This article came my way for reasons that are a little hard to explain. It goes into some detail about peer reviews of different kind in scientific journals. To be honest, most of the argument is a little beyond me and if there are any scientists among this blog's readers they might like to enlighten the rest of us.

However, the article did turn my attention to a rather peculiar development among some journals and, especially, publishers who are insisting on what they call "peer review" in arts and social sciences. This, I maintain, is not just completely unnecessary but is actually harmful.

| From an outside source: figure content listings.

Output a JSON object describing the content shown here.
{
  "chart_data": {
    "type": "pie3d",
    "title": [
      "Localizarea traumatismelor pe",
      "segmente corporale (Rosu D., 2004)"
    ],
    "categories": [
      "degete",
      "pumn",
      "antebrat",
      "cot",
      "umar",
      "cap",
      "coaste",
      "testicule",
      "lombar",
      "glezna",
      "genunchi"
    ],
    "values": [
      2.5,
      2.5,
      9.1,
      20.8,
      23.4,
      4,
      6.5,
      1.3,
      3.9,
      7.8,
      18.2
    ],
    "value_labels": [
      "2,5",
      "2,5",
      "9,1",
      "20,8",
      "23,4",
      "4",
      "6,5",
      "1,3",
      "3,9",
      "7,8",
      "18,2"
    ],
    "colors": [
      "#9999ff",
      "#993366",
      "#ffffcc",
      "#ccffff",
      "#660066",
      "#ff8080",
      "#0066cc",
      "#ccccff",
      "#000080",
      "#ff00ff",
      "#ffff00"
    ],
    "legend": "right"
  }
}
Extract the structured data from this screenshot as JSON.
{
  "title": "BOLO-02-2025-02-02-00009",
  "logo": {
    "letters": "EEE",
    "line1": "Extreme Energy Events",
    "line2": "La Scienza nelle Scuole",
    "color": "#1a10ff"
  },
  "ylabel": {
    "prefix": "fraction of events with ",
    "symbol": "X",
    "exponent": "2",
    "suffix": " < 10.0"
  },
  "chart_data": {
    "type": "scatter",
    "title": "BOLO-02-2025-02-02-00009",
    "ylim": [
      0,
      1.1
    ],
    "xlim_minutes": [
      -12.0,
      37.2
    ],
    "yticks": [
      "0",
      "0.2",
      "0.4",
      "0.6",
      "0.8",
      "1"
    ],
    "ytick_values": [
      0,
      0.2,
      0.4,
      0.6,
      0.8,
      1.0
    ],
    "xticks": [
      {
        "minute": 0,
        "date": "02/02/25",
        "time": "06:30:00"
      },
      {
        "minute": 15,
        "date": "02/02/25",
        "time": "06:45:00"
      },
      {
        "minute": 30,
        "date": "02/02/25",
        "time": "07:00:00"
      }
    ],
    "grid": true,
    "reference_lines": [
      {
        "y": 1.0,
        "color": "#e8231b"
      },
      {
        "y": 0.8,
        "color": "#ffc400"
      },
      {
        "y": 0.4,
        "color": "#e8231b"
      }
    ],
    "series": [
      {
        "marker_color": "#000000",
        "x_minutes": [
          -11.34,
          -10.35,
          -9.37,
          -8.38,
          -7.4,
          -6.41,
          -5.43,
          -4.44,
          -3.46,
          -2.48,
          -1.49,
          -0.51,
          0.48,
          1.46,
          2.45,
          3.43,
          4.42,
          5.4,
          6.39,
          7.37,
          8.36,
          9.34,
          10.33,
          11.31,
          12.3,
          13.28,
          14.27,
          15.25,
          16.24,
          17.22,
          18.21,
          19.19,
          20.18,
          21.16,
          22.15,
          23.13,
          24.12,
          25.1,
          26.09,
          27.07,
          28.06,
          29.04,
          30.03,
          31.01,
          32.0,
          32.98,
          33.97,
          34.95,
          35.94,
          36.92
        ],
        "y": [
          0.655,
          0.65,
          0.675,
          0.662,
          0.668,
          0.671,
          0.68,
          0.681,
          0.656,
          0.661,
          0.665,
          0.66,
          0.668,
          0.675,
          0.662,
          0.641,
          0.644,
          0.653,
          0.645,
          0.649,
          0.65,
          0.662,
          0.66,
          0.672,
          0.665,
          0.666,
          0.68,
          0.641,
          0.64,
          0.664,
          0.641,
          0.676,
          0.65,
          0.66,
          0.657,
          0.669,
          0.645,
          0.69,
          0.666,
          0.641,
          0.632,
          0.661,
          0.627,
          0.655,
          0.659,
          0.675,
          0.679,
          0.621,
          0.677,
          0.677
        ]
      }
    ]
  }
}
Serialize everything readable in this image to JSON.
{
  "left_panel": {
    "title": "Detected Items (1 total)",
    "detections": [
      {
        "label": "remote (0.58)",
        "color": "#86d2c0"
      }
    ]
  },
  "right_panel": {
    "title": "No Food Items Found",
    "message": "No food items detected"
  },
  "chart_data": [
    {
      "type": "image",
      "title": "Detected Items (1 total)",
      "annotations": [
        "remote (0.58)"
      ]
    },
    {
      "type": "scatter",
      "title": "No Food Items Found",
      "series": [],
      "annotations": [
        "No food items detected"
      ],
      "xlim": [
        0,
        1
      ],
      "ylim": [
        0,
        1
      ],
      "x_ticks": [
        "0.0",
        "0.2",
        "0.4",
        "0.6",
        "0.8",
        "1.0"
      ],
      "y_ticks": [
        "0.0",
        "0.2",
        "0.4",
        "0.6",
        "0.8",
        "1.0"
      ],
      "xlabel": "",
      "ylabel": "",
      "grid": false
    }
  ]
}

When I was still editing the printed version of the Conservative History Journal I was asked once or twice whether the articles were peer-reviewed. Until then it had not occurred to me that history articles could be. Factual inaccuracy, if not caught by the editor, is usually pointed out by some alert reader while interpretations one can argue about but they do not come under the rubric of peer review. That would imply that certain interpretations ought not to be published as they are somehow outside the peer consensus. That, as far as I can make out, is exactly what is happening with some publishers. At least one person I know has had trouble after the publisher had accepted her book with peer reviews because her writing was "outside the academic consensus" according to one reviewer. The publisher seems to be in a dither.

My reply was that CHJ is not peer reviewed and nor is it. Mistakes can be picked up and interpretations should be varied. I recall going through an article about Margaret Thatcher's premiership that was really rather hostile to her policies and achievements. I disagreed with every word but corrected only the grammar and punctuation as necessary. Maybe I tightened the text up a little but left all the arguments I considered wrong-headed in place. That, in my opinion, is what an editor does. Running off to a bunch of peer reviewers is not the answer.

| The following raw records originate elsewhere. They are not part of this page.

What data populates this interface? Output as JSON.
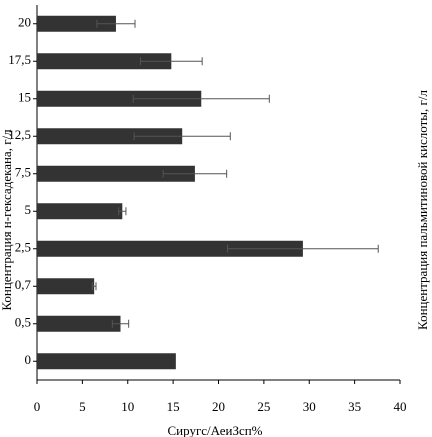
{
  "chart_data": {
    "type": "barh",
    "xlabel": "Сиругс/АеиЗсп%",
    "ylabel": "Концентрация н-гексадекана, г/л",
    "y2label": "Концентрация пальмитиновой кислоты, г/л",
    "categories": [
      "0",
      "0,5",
      "0,7",
      "2,5",
      "5",
      "7,5",
      "12,5",
      "15",
      "17,5",
      "20"
    ],
    "values": [
      15.3,
      9.2,
      6.3,
      29.3,
      9.4,
      17.4,
      16,
      18.1,
      14.8,
      8.7
    ],
    "errors": [
      null,
      0.9,
      0.2,
      8.3,
      0.4,
      3.5,
      5.3,
      7.5,
      3.4,
      2.1
    ],
    "color": "#333333",
    "xlim": [
      0,
      40
    ],
    "xticks": [
      0,
      5,
      10,
      15,
      20,
      25,
      30,
      35,
      40
    ]
  }
}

Having thought about the subject I realized that a couple more points need to be made. One is that peer review looks at methodology. Any editor of a history journal or of a history book should be able to see whether the methodology makes sense and whether too many relevant facts and developments had been left out. I presume that is not so with science publications as no editor or a journal could understand the methodology of all branches of research. Therefore, peer review makes some sense.

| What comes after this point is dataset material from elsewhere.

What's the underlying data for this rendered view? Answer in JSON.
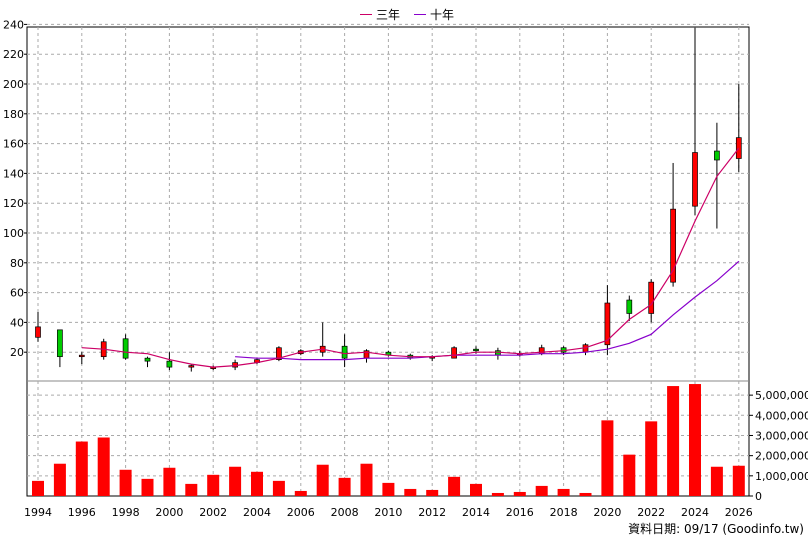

On the other hand, as we have seen with the scandal that surrounds a good deal of the so-called "climate change science" and, specifically, with the e-mail controversy (or scandal) to do with the Climatic Research Unit at the University of East Anglia, in any controversial subject peer review can be and is used to prevent a break in the consensus.

I am hoping there will be comments on this piece as I would like to start a discussion. It is important for the future of history writing whether we accept the need for peer reviewing or not.

2 comments

  1. Anonymous Says:
  2. "My reply was that CHJ is not peer reviewed and nor is it."

    I think this sentence is incomplete

     
  3. Anonymous Says:


  4. "My reply was that CHJ is not peer reviewed and nor is it."

    I think this sentence is incomplete.